Google logo /Courtesy of Yonhap News

Google has sued a crawling (data extraction) firm that scrapes its search results. The move is seen as an attempt to prevent data collected through crawling from being used to train rival generative artificial intelligence (AI) models.

Google, the world's largest search company, said on the 19th (local time) that it filed a lawsuit in the U.S. District Court for the Northern District of California, alleging that Austin, Texas-based crawling startup SerpApi is infringing copyright. Google said, "With this lawsuit, our goal is to stop SerpApi's malicious crawling."

Crawling is the mass copying and storage of the contents of countless internet pages.
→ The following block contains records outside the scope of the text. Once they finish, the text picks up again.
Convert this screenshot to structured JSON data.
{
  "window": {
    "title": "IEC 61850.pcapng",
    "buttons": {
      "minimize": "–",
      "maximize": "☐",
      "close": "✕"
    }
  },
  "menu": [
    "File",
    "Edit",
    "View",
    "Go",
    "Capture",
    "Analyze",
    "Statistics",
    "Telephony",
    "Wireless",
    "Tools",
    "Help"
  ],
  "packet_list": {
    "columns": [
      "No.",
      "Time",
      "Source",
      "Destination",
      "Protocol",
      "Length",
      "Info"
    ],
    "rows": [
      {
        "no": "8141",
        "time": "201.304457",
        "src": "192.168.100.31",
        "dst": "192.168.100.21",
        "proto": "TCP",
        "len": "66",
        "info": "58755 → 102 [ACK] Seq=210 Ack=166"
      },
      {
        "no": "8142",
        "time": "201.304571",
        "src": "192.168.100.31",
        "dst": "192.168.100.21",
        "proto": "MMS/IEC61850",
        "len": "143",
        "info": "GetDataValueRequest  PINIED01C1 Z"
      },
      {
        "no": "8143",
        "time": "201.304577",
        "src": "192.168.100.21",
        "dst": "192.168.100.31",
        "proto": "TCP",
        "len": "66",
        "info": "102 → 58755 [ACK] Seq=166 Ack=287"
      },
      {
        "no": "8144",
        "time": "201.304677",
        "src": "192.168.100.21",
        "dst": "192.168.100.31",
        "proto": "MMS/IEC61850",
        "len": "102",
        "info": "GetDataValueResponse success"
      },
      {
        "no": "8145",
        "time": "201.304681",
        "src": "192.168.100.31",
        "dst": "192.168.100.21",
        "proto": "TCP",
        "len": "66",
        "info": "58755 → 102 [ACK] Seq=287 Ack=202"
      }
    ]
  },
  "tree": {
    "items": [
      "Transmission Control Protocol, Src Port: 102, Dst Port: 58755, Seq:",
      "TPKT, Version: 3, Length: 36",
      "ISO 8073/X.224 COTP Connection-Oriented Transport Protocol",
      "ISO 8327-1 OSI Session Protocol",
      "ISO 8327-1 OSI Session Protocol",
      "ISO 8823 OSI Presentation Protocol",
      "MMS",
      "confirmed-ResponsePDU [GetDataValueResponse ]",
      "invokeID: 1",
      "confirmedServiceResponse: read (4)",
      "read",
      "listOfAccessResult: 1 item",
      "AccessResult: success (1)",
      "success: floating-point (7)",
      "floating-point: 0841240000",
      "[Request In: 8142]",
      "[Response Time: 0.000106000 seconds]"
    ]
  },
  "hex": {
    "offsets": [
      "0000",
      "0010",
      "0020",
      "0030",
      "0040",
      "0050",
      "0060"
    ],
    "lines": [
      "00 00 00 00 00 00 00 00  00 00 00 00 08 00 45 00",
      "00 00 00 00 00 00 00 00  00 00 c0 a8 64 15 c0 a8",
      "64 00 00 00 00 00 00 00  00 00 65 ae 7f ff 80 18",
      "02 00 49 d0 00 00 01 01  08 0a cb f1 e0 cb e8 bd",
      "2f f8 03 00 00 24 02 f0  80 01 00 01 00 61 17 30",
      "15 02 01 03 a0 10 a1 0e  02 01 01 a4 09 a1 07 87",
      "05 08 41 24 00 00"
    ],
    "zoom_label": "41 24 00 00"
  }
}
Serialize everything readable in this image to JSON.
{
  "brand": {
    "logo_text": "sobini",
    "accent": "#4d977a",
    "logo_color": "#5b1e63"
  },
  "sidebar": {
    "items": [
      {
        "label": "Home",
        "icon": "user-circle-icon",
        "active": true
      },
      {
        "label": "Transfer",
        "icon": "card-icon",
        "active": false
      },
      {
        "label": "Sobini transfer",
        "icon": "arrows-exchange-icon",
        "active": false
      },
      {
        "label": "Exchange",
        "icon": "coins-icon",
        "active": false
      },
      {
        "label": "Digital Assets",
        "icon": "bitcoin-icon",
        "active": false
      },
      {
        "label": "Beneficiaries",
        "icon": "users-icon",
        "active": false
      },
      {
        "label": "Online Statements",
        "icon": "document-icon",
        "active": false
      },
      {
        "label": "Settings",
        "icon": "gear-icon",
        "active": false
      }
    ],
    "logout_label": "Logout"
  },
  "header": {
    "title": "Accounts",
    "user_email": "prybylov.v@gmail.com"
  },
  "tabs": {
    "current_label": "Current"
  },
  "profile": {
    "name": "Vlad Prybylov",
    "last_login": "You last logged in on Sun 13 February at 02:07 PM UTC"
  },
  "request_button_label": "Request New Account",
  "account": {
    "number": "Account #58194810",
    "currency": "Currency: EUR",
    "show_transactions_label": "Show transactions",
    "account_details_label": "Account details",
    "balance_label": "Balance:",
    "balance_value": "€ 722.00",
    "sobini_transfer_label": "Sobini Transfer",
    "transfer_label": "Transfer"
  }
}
It is used in various analytical tasks, including AI model training.

Google said SerpApi is taking content without permission while ignoring crawling protocols (guidelines) set by individual websites and is even bypassing security measures designed to block such activity.

Google said, "Google follows industry-standard crawling guidelines, but companies like SerpAPI hide themselves and attack websites with large-scale bot networks," adding, "They use back doors, such as rotating fake names, to collect websites' content in its entirety, and such illegal activity has surged over the past year."

In particular, it said these actors are taking content for which it has obtained and displays external licenses and reselling it for a fee, adding that "SerpApi's business model is parasitic."

In the complaint, Google calculated damages for each individual violation by SerpApi at $200 to $2,500. It also stressed, "Because they are unable to pay damages, they are causing irreparable harm to Google."

In response, SerpApi legal counsel Chad Anson said, "We have not yet received Google's complaint, and Google did not contact us before filing," and argued that its business is protected by the First Amendment, which defines freedom of expression.

Founded in 2017, SerpApi began as a company that collected information to help customers rank higher in Google search. But as generative AI corporations emerged, led by OpenAI, the developer of ChatGPT, SerpApi jumped into a new market of selling the web page data it had scraped to them.

SerpApi is known to have sold web page data to OpenAI and Meta along with Lithuania-based startup Oxylabs and Russian corporations such as AQMProxy, which run similar businesses.

Accordingly, the industry sees Google's legal action against SerpApi as a move to keep competitors such as OpenAI and Meta in check.

A U.S. court ordered Google to share search data with major competitors, but limited the data Google must provide to user-entered search terms and raw data, excluding the algorithms that compose search results from sharing.

Online community Reddit also filed a lawsuit in Oct. against crawling firms including SerpApi.

※ This article has been translated by AI. Share your feedback here.